This invention relates to seat assemblies for motor vehicles, and more particularly to seat adjusters for vehicle seat assemblies.
Seat adjusters for vehicle seat assemblies include track mechanisms which support the vehicle seat at each side of the seat and provide for adjustment in the positioning of the seat. The track mechanisms include upper and lower tracks. The lower track is fixed to the floor of the vehicle and the upper track is supported on the lower track and adapted for manual movement, or to be motor driven, relative to the lower track to provide fore-and-aft adjustment in the position of the seat. In addition, many seat adjusters also provide up and down adjustment and independent tilting of the front and rear of the seat and tilting of the back to accommodate a wide variety of drivers.

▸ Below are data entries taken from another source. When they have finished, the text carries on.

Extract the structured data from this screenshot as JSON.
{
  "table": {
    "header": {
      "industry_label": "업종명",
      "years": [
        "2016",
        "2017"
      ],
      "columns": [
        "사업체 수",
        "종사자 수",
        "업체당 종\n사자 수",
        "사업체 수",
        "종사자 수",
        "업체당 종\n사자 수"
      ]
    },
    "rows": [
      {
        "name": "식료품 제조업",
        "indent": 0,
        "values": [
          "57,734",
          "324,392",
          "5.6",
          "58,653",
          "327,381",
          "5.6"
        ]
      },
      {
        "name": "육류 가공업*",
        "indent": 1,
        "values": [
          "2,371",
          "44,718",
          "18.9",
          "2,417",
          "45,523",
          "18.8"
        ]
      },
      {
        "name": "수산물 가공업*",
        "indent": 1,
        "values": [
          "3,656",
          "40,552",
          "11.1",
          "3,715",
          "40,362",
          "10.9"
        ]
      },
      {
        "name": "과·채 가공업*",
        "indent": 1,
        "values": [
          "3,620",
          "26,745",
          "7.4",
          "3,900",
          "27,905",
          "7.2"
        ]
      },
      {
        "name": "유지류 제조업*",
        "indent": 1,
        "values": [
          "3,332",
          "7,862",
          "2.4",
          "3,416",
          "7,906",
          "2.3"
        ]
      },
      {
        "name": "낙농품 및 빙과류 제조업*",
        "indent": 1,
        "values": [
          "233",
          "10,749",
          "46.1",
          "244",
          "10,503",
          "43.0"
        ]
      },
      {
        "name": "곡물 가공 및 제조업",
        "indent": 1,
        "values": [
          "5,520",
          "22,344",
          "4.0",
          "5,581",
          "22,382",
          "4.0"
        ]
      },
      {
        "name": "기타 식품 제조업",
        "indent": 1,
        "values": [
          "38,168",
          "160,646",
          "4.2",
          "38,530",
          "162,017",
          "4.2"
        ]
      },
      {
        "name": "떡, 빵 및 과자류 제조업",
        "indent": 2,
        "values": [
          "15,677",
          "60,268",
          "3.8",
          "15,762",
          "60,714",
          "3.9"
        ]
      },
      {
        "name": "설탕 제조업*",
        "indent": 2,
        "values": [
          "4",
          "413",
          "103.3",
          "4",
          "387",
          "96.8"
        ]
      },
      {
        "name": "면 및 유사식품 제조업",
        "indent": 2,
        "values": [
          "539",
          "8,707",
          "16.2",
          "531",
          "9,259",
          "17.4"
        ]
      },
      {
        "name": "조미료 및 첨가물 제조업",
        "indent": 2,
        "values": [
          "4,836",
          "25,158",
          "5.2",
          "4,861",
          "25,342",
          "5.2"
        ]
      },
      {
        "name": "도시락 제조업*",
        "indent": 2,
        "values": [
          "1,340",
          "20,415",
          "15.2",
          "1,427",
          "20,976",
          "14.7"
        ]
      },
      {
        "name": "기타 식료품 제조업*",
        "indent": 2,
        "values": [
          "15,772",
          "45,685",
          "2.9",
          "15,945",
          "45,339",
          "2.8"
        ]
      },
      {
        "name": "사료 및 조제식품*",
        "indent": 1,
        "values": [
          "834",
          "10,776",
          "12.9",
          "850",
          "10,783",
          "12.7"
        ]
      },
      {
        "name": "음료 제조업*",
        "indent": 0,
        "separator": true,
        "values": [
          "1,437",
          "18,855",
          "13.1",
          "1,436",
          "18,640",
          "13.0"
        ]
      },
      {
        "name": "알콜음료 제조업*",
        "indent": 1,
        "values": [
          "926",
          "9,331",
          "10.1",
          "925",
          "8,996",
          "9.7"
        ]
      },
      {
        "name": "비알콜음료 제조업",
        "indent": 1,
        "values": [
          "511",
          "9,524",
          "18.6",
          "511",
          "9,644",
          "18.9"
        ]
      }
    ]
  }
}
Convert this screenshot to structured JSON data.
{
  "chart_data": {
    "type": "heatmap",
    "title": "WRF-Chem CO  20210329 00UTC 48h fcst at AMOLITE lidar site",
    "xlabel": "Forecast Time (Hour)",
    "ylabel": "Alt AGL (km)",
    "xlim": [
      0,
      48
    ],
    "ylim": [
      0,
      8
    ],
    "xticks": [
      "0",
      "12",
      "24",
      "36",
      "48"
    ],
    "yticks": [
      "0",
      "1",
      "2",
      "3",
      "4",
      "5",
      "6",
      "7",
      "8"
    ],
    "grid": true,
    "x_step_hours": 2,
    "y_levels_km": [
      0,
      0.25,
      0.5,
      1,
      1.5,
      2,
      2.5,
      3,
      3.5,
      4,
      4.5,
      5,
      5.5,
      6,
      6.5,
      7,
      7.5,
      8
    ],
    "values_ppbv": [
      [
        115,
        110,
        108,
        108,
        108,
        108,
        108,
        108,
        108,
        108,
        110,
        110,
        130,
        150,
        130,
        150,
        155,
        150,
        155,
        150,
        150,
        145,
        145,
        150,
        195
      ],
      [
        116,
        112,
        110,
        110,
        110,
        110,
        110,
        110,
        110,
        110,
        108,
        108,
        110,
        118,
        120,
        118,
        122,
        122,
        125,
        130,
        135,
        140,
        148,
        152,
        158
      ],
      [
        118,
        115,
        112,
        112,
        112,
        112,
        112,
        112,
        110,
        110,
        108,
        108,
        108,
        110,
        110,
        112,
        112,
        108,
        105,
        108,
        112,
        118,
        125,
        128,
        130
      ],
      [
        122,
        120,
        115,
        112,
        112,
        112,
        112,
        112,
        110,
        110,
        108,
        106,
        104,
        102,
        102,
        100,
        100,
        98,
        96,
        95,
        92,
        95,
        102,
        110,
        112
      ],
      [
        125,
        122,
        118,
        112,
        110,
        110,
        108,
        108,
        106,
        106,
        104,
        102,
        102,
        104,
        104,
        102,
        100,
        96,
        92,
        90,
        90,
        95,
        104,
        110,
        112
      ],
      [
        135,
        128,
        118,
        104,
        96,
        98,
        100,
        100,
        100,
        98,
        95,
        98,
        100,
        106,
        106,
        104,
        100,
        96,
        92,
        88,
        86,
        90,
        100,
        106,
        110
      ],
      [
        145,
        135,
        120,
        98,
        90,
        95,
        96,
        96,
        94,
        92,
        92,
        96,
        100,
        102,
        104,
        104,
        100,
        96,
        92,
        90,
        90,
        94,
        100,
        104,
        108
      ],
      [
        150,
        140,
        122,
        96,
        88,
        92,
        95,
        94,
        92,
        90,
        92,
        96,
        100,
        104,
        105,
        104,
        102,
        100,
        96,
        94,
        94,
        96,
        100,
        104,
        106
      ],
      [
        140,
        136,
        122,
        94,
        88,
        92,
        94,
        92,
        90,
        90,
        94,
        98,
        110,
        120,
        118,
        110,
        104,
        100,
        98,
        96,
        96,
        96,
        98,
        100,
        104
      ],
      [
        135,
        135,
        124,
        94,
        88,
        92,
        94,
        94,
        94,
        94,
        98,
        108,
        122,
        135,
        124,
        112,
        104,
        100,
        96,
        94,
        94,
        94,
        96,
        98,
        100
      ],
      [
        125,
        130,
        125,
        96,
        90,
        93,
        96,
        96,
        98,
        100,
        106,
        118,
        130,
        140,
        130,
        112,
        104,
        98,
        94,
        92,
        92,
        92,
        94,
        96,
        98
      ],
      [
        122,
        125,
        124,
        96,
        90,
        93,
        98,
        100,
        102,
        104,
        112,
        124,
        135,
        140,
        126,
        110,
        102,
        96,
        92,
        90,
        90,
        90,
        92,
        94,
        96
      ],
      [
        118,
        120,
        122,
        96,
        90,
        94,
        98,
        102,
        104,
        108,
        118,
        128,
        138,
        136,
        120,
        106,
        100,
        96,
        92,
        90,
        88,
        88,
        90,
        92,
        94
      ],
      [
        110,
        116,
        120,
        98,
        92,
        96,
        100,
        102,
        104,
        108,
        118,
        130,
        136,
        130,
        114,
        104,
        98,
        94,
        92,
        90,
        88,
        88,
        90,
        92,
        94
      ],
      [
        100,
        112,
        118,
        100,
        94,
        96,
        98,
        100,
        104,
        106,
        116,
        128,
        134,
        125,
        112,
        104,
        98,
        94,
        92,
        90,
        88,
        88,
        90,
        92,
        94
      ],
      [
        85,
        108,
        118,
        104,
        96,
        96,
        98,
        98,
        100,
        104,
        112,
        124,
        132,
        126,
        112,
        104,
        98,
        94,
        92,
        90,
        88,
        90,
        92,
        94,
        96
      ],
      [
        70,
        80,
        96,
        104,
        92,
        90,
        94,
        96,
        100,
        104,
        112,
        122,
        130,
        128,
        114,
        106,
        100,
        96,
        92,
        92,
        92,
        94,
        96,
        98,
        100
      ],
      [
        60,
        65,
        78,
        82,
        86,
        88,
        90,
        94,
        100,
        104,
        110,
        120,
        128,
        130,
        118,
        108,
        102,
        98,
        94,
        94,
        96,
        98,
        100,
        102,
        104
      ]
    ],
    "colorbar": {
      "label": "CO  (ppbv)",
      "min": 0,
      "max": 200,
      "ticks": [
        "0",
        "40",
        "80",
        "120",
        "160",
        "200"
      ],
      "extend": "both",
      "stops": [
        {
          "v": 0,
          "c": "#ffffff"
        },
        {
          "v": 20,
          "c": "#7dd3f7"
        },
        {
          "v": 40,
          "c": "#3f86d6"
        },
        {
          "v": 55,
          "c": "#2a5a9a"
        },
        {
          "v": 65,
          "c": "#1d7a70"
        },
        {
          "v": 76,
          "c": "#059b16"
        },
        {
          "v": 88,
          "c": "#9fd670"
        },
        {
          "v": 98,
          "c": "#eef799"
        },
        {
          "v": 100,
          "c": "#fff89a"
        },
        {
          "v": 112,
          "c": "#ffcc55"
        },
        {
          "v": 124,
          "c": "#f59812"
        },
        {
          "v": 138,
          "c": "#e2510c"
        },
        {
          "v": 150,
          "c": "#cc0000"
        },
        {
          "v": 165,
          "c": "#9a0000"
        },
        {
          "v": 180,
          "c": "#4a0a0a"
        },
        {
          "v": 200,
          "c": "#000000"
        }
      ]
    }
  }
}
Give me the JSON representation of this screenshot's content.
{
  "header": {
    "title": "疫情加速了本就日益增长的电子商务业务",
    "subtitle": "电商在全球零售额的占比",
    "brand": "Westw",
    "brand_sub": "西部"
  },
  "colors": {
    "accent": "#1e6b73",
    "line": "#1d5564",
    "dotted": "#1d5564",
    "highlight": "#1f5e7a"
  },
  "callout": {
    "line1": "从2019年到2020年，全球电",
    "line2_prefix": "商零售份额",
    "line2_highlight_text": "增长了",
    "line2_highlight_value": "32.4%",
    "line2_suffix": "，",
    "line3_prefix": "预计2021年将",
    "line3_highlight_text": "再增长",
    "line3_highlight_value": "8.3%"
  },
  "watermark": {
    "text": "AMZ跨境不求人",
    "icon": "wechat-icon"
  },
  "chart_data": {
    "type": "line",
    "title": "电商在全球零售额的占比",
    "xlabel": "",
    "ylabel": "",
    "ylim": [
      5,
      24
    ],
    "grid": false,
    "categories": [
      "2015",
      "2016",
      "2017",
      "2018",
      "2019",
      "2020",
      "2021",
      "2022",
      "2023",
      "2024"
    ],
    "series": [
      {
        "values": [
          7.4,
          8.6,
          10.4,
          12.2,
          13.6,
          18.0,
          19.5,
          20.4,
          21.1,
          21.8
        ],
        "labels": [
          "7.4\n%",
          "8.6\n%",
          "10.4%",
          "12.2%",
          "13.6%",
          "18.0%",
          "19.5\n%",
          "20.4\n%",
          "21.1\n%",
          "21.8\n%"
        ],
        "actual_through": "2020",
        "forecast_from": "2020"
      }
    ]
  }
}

To facilitate horizontal movement and provide smooth adjustment, bearing assemblies including roller bearings have been proposed for the track mechanisms of seat adjusters. The roller bearings provide a smooth, precise guide between the moving upper track and the fixed lower track. However, under load, the tracks tend to bow at their centers so that there is less roller to track contact at the center of the rollers, decreasing lubricant effectiveness and resulting in accelerated wearing of the tracks, particularly at the edges of the rollers. This is particularly true when the sliding interface includes steel roller bearings and the tracks are made of a light weight material such as aluminum. In recent years, tracks made of lightweight metal, such aluminum, have been introduced. The use of aluminum provides significant weight savings which can be about 10% less than a conventional steel track system.
Another consideration is that in most seating adjusters presently available, the mating moving parts are lubricated with grease. The use of grease on mating parts can result in the transfer of grease to occupants of the passenger compartment of the vehicle if a pant cuff or coat hem should inadvertently contact a greased surface. Various types of dry lubricants are known such as polytetrafluoroethylene, molybdenum disulfide, graphite, and the like. Although polytetrafluoroethylene has a low coefficient of friction, its use is limited to load conditions that are substantially lower than those experienced in the operation of seat track mechanisms. Molybdenum disulfide is suitable for use under high load conditions, but the high hardness binder in the coating promotes roller squeaking due to the roller sliding over the hard dry lubricant surface, resulting in undesirable noise. Moreover, it has been found that in a mixture of polytetrafluoroethylene and molybdenum disulfide, there is a weakening of the binder of the molybdenum disulfide which promotes build up of dry lubricant flakes that prevent proper travel of the steel rollers in the tracks.
In most power seat adjusters, horizontal, vertical and recliner adjustment is provided by screw drive mechanisms which include a drive screw and a drive nut. The drive nuts of horizontal, vertical and recliner screw drive mechanisms of currently available seat adjusters are formed from metal tubes. Although the drive nuts may include a threaded plastic insert for receiving the associated drive screw to eliminate the metal-to-metal connection between the drive screw and the drive nut, known screw drive mechanisms provide metal-to-metal connections between the vertical drive nut and the coupling mechanism that connects the drive nut to the seat support and between the recliner drive nut and the seat back frame. This metal-to-metal connection results in noise, higher friction and reduced efficiency caused by relative movement between these parts during adjustment in the vertical positioning of the seat or in adjustment of the inclination of the seat back.
In power seat adjusters, adjustment of the horizontal positioning of the vehicle seat assembly is provided using a direct drive for one track mechanism, such as the outboard track, and a slave drive for the inboard track. The drive screw of the horizontal drive mechanism of the outboard track is connected through a transmission unit directly to the motor and the drive screw mechanism of the inboard track is connected to the drive motor through a transmission unit and a flexible shaft. In known power seat adjusters, travel limit stops are provided both on the master drive screw drive mechanism and on the slave screw drive mechanism. Due to manufacturing tolerances, if the slave drive mechanism reaches its end of travel stop before the master drive mechanism reaches its end of travel stop, the drive motor can continue to drive the master drive mechanism because the flexible shaft that connects the slave drive mechanism to the motor can twist, resulting in over travel in the outboard track section after the inboard track section has reached its end of travel stop, a condition referred to as horizontal matchboxing. A further consideration is that because there is high energy running into a stop, the screw drive mechanisms jam when they reach their two extreme stop positions and the drive screw mechanisms lock up. Consequently, a greater force is required to overcome frictional forces to reverse the movement drive screws in moving the drive screw away from its extreme stop positions.